More than 120 Boston College students contracted a norovirus, a contagious gastrointestinal illness, after eating at a nearby Chipotle restaurant last month. The incident occurred as Chipotle dealt with a separate health emergency: Dozens of cases of E. coli in outbreaks at the company's locations in nine states.

Chipotle is also the subject of a federal criminal investigation over a norovirus incident at a Simi Valley, California location in August. The company said it is cooperating with the investigation being conducted by the U.S. Attorney’s Office for the Central District of California and the Food and Drug Administration’s Office of Criminal Investigations.

The company has not announced the cause of the sickness incidents. Last week, Chipotle said sales at stores open at least a year dropped 30% in December.

Chipotle staffers are well-versed with food-safety measures at their individual workplaces, company executives said during the investor conference. The all-staff meeting is aimed in part to  update them on new measures being instituted company-wide.

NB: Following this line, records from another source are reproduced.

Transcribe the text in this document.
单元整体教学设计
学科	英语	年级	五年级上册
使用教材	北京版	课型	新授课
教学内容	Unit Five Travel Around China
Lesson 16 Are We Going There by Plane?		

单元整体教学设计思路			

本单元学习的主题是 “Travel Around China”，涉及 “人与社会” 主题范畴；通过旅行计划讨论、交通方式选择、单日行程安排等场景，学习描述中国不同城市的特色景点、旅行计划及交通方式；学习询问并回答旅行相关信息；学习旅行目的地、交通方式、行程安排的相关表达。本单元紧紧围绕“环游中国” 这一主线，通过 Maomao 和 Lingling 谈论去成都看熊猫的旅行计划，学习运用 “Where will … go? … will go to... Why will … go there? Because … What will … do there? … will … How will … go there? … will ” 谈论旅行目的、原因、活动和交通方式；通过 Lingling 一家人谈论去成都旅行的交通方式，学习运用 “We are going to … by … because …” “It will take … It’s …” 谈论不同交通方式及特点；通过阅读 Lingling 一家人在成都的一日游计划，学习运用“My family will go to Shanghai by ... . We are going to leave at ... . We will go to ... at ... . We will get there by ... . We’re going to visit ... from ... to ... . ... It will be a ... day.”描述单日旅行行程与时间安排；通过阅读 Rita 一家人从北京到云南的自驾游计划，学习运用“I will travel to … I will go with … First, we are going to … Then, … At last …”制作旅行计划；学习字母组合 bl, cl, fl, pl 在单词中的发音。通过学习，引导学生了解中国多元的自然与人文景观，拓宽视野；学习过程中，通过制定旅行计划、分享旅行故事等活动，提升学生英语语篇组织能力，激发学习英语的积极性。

For example, tomatoes and lettuce foods that could have potentially dangerous bacteria from growing fields, will be washed and processed in a central kitchen equipped with "high-resolution" testing equipment, Chipotle officials said. Such testing is more difficult to undertake at individual eateries, they said.

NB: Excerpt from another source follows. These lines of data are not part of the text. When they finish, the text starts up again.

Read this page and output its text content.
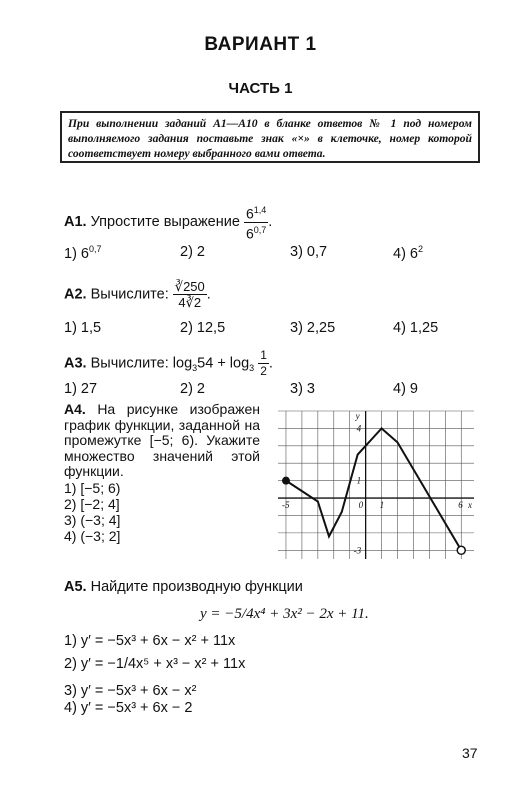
ВАРИАНТ 1
ЧАСТЬ 1
При выполнении заданий А1—А10 в бланке ответов № 1 под номером выполняемого задания поставьте знак «×» в клеточке, номер которой соответствует номеру выбранного вами ответа.
А1. Упростите выражение $\frac{6^{1,4}}{6^{0,7}}$ .
1) 6$^{0,7}$	2) 2	3) 0,7	4) $6^2$
А2. Вычислите: $\frac{∛250}{4∛2}$ .
1) 1,5	2) 12,5	3) 2,25	4) 1,25
А3. Вычислите: $\log_354 + \log_3 \frac{1}{2}$ .
1) 27	2) 2	3) 3	4) 9
А4. На рисунке изображен график функции, заданной на промежутке [−5; 6). Укажите множество значений этой функции.
1) [−5; 6)
2) [−2; 4]
3) (−3; 4]
4) (−3; 2]
-5	0 1	6 x
y
4
1
-3
А5. Найдите производную функции
y = −5/4x⁴ + 3x² − 2x + 11.
1) y′ = −5x³ + 6x − x² + 11x
2) y′ = −1/4x⁵ + x³ − x² + 11x
3) y′ = −5x³ + 6x − x²
4) y′ = −5x³ + 6x − 2
37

Chipotle's food safety woes lead to criminal investigation, sales slide

The most recent report of an illness linked to a Chipotle location occurred in late November, the executives told investors. The timing appeared to signal that the problems have passed, said Ells, who voiced hope that the Centers for Disease Control would declare an end to the surge of incidents "relatively soon."

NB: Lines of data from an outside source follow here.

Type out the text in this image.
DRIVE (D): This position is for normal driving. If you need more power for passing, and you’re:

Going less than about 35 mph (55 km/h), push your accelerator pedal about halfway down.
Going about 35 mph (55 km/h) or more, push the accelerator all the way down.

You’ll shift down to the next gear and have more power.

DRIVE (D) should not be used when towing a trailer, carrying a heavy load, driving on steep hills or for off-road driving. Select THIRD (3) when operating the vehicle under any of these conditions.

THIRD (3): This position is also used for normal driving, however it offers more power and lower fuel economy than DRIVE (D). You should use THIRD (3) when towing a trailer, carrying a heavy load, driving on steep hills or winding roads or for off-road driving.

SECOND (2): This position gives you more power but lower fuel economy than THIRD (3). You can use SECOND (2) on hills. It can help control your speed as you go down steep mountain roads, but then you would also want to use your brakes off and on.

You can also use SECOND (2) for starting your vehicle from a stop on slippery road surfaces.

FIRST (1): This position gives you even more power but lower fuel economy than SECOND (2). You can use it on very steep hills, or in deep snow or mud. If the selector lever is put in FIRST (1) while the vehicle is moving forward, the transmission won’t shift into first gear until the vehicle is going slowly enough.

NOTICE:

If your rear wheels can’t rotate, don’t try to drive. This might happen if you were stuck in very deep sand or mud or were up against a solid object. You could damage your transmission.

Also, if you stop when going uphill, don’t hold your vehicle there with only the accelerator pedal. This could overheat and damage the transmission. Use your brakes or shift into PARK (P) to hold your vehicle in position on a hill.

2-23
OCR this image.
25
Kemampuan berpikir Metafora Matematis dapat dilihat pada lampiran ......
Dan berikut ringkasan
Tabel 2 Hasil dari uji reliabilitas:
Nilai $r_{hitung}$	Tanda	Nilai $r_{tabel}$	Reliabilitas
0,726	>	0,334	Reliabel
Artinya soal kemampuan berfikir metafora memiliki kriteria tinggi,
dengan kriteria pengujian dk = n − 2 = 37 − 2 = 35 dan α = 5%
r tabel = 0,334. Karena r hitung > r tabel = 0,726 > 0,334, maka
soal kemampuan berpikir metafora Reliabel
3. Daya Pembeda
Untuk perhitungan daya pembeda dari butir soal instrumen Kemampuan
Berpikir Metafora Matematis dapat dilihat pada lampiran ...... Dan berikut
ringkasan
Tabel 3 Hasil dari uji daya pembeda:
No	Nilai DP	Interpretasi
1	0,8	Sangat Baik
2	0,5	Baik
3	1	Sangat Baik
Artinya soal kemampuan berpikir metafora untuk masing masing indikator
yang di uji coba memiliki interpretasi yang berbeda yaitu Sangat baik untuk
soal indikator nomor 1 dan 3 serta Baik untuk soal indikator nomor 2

Company warned at the investor conference that new processing and testing measures and other steps the company is taking to ensure food safety for customers would continue to affect Chipotle's finances throughout 2016. With that in mind, the company plans to begin inviting customers back, starting in February, through a new marketing effort.

“I’m confident we’ll recover from this and win back our customers,” Ells said during the investor conference.